Higher domestic volumes for Algoma in challenging times
(Posted on 06/11/20)
Algoma Central Corporation, a leading provider of marine transportation services, has announced its results for the three and nine months ended September 30, 2020.
Algoma owns and operates the largest fleet of dry and liquid bulk carriers operating on the Great Lakes - St. Lawrence Waterway, including self-unloading dry-bulk carriers, gearless dry-bulk carriers, cement carriers, and product tankers. Algoma also owns ocean self-unloading dry-bulk vessels operating in international markets and a 50% interest in NovaAlgoma, which owns and operates a diversified portfolio of dry-bulk fleets serving customers internationally.
EBITDA, which includes our share of joint venture EBITDA, for the three months ended September 30, 2020 was $65,797 an increase of 13% or $7,349, compared to the same period in 2019. "The Algoma team has been working hard to offset the impact the COVID-19 pandemic has had on the industries we serve and we are seeing this hard work come to fruition in our results," said Gregg Ruhl, President and CEO of Algoma Central Corporation. "We are committed to providing the best and most efficient service and we have the right team here to get the job done," continued Mr. Ruhl. "As we approach the end of the year, we know we still have some challenges ahead as market recovery in Canada and around the world is still uncertain. What we are certain of is that the marine industry is a huge player in this recovery and we will continue to do our part in keeping supply chains moving. I am looking forward to the arrival of the Algoma Intrepid in the Great Lakes and we are ready for her to join our operating fleet in November."
All amounts below are in thousands of Canadian dollars.
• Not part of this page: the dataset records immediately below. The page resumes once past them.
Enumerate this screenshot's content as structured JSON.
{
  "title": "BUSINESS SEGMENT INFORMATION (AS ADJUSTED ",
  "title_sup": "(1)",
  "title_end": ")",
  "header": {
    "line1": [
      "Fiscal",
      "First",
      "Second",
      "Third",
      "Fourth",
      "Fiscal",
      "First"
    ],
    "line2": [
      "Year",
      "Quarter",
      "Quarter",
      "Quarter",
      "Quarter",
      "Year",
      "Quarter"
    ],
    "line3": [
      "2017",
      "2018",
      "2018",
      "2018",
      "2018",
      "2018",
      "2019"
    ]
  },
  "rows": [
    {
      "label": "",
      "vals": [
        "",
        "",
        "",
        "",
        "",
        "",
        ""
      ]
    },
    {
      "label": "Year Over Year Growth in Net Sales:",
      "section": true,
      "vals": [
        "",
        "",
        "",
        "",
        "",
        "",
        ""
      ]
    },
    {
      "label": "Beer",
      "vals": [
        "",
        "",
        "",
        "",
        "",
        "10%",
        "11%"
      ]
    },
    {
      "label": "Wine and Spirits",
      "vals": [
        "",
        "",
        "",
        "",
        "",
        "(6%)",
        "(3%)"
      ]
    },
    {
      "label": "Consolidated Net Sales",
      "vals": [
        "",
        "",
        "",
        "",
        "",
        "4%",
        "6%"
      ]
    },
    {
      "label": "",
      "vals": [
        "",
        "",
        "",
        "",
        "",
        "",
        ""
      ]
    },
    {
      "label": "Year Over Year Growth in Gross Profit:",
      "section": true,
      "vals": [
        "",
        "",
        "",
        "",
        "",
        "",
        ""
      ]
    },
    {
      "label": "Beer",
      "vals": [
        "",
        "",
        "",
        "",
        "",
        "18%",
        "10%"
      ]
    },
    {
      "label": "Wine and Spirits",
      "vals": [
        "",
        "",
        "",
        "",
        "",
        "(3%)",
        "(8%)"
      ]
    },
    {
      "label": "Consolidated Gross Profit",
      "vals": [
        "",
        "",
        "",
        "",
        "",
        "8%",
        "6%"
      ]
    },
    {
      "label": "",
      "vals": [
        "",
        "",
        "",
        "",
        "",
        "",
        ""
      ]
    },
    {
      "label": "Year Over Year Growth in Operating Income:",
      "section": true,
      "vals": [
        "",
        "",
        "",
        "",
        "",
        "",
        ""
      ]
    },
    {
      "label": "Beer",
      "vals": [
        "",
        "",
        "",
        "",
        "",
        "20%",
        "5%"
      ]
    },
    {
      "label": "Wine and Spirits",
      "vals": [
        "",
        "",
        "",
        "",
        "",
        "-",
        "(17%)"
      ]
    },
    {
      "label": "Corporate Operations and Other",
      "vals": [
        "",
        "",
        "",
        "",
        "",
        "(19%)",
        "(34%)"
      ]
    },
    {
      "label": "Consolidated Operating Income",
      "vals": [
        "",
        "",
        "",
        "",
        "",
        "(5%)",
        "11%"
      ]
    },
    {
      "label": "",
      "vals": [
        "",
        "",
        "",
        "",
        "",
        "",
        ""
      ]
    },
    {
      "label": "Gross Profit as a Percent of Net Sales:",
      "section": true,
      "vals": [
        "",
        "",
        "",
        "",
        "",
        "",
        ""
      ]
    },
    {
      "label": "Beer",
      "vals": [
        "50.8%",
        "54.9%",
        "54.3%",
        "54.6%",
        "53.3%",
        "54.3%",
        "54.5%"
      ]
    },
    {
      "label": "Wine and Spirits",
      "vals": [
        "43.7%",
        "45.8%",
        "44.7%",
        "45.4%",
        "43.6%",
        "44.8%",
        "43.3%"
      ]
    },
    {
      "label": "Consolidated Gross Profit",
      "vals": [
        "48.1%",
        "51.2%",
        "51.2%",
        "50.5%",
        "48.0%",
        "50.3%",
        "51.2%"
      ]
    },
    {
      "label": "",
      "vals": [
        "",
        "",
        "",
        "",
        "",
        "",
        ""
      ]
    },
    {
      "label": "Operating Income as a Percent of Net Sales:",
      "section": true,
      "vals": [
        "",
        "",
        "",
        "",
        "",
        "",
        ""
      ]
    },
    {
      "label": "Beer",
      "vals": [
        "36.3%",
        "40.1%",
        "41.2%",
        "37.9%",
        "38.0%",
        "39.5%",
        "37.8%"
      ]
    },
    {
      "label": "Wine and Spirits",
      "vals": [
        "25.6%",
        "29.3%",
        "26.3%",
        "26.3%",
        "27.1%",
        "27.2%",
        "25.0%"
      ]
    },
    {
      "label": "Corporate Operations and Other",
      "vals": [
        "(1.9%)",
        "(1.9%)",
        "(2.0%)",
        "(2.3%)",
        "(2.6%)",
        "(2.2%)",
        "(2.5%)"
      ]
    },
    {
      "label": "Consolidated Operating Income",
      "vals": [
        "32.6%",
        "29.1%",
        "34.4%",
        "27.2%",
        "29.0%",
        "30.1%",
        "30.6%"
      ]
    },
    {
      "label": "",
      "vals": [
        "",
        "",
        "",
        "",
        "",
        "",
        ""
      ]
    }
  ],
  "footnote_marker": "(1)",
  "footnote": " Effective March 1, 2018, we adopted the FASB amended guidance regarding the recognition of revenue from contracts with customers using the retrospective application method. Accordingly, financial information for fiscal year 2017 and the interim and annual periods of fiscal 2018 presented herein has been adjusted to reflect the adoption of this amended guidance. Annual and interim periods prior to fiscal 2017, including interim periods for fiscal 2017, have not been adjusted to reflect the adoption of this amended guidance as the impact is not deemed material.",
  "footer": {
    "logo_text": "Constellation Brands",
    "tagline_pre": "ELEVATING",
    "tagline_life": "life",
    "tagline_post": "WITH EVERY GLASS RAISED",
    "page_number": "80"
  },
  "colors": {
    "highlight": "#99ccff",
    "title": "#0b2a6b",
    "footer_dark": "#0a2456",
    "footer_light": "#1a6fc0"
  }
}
Third quarter ended September, 2020 highlights include:
- Excluding the impact of fuel recovery and outside charter pass-through items, revenues in Domestic Dry-Bulk and Product Tankers were higher in the third quarter this year while Ocean Self-Unloader revenues were down as a result of COVID-19-related weakness in demand. Revenues were $155,002 compared to $167,901 for the 2019 quarter.
- Strong freight rates and slightly higher volumes drove operating earnings for Domestic Dry-Bulk up 20% to $27,444 compared to $22,839 in 2019.
- Operating earnings for Product Tankers were $8,689, up 30% compared to $6,677 in 2019, primarily driven by a slight increase in revenue days and stronger rates.
- Operating earnings in Ocean Self-Unloaders were $6,319, up 23% compared to $5,124 for 2019. The increase was a result of higher revenue days, partially offset by the impact of reduced Pool volumes resulting from COVID-19.
- Net earnings were $22,235 ($0.59 per share) compared to $21,049 ($0.55 per share) for 2019, as higher operating earnings offset an impairment provision recorded on a vessel owned by a joint venture.
Immediately prior to the quarter end, we took delivery of the Algoma Intrepid, the second Equinox Class 650' self-unloading dry-bulk carrier. This vessel, the ninth Equinox Class vessel to join the fleet, is expected to begin trading on the Great Lakes in November.
A five year pilot program to extend the Seaway navigation season has been approved and the 2020 navigation season will remain open into the beginning of January. We expect the Domestic Dry-Bulk fleet to be in full utilization for the remainder of the year and into 2021 with increased demand for grain and salt leading into the winter months to take advantage of these extra operating days. Volumes in the construction and iron and steel industries continue to improve but will remain below normal for the balance of the year. Offsetting this, Algoma Intrepid has begun her journey home and will commence operations in November, bringing the fleet size to 20 compared to 19 last year.